Мой голос звучит насмешливо, потому, что в тот момент мне было приятно увидеть печать грусти на её хорошеньком личике, которое ничто не способно было пронять. Моя правильная девочка, слишком глупая, чтобы стать Богиней своего Бога, а не молиться на него или не бежать прочь, боясь его слепящего света. Тогда я и правда хотел осчастливить своими великими открытиями, нет, не целый мир, но избранных. Но она что-то перевернула в моей тогда ещё слишком полноценной душе, когда сказала. Мне нужно было слушать родителей с самого начала, когда они говорили, что ты неподходящий кандидат мне в мужья. Я предпочту тебе Ричарда Поттера и, обещаю тебе, Том, что я сумею его полюбить.
Следующее воспоминание, вскоре, после крестража, созданного мной. На моём бледном пальце так ярко выделялось старомодное кольцо, но я не могу сверкать им перед носом у Дамблдора, так что удовлетворяюсь тем, что оно надёжно спрятано. Я стою перед зеркалом, и меня интересует вовсе не моя призрачная красота, я улыбаюсь своему отражению надменной улыбкой, и касаюсь кончиками пальцев тонких шрамов, обезобразивших моё почти фарфоровое лицо, я не могу уже скрывать их иллюзиями, моих сил пока для этого недостаточно. Моё лицо выглядит так, словно его заново собирали после страшной аварии, но неожиданно оно начинает выравниваться, словно в замедленной обратной киносъёмки с омерзительным треском, будто моё лицо и правда фарфоровое. На моей шее вздувается каждая вена, и я падаю на колени, вгрызаясь пальцами в область груди, настолько меня вымотала эта магия, мои волосы растрепались, а лицо приобрело оттенок спелого помидора, однако, вскоре снова вернулось к своему аристократичному лунному свечению, а мои глаза загорелись ярким пурпурным огнём, который поглотил даже мои зрачки, словно растворив их оболочку кислотой. Я знаю, Малфой, ты боишься перевести взгляд на зеркало, интуитивно и не зря, потому, что я запер внутри него свою обезображенную сущность. Да, Люциус, порой я почитываю авторов, подобных Уайлду, и вполне могу позаимствовать их гениальные мысли, и Дориан Грей из таких. Думаю, Оскар Уайлд был обладателем изощрённой фантазии и, безусловно, замечательным магом.

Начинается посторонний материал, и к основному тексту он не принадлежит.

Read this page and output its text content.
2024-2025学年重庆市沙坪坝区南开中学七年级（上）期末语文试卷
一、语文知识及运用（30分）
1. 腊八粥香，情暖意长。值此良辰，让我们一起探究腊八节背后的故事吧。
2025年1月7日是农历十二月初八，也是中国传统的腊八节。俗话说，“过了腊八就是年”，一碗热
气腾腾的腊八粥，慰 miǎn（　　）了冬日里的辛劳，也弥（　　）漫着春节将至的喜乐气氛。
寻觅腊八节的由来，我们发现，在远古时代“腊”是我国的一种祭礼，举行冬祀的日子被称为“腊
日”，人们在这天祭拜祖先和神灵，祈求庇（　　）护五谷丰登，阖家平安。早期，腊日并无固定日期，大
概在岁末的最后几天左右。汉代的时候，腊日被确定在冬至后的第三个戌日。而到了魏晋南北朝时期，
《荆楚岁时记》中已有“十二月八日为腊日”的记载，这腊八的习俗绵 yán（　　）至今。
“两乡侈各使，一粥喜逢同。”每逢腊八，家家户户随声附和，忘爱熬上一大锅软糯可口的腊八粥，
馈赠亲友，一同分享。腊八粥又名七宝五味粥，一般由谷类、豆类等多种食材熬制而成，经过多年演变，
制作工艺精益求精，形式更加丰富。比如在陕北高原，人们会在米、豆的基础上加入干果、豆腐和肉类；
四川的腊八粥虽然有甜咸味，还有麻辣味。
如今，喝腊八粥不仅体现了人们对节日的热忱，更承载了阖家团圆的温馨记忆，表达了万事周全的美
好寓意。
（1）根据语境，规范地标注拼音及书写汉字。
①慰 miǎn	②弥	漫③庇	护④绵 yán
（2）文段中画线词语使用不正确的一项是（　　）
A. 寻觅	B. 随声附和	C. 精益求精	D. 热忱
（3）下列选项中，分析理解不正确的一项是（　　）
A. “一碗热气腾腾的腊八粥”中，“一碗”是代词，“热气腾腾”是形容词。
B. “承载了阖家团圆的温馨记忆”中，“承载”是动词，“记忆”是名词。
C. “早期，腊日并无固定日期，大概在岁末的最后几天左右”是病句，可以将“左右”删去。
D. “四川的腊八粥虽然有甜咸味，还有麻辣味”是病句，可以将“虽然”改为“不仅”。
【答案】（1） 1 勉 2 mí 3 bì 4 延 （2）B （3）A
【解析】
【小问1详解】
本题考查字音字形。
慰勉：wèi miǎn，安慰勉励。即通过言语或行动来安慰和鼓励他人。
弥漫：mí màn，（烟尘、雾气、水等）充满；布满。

Ты же не счёл, что меня замучила ностальгия, Малфой? Разумеется нет, у меня не может быть подобных оглядок на прошлое с сожалением, лишь с тем бесподобным спокойствием, с которым Кай строил ледяные фигуры в замке своей королевы. Если бы сказку закончили правильно, Герда замёрзла бы по дороге, а Кай бы устроил коварный заговор, чтобы сам сесть на престол. Я лишь считаю для тебя возможным убедиться в моих словах точно также, как я могу убедиться в твоих. С той лишь разницей, что я убеждаюсь, когда сочту нужным, в то время как ты просишь позволения у меня. Но так было всегда, ты умеешь быть на своём месте. Я же хочу, чтобы ты ощутил себя ближе ко мне, что я, по своей сути, не отличаюсь от тебя или кого бы то ни было настолько, что не стоит и мечтать ко мне приблизиться. Безусловно, так оно и есть, я непревзойдённый маг, однако, мне нужно, чтобы ты ощутил нечто родственное, человеческое, пусть и бывшее, во мне. Вы, люди, слишком сентиментальны. Возможно, ты пока сам этого не понимаешь, но это важный шаг, который однажды, вероятно, заставит тебя задуматься, прежде чем меня предать, что я смогу простить тебя снова. Ты очень ошибёшься, если уверуешь в это, но люди питают слабость к вере в то, во что им хочется, пряча глаза от правды, что может ранить их самолюбие и сердце, самый уязвимый орган простых смертных созданий. Ты вряд ли понимаешь, я же понимаю слишком многое, правда, не забываю и о том, что моя поспешность и уверенность в том, что никто не сумеет дотянуться до меня, стоили мне жизни. Мне не жаль своих воспоминаний, они ничего не значат для меня, но тебя они будут мучить даже во снах тем ужасным несоответствием моей бесчеловечности и того, кого когда-то звали Том Реддл. Как совсем недавно ты смотрел на меня, не понимая, как я могу остаться вечно молодым с глазами старца.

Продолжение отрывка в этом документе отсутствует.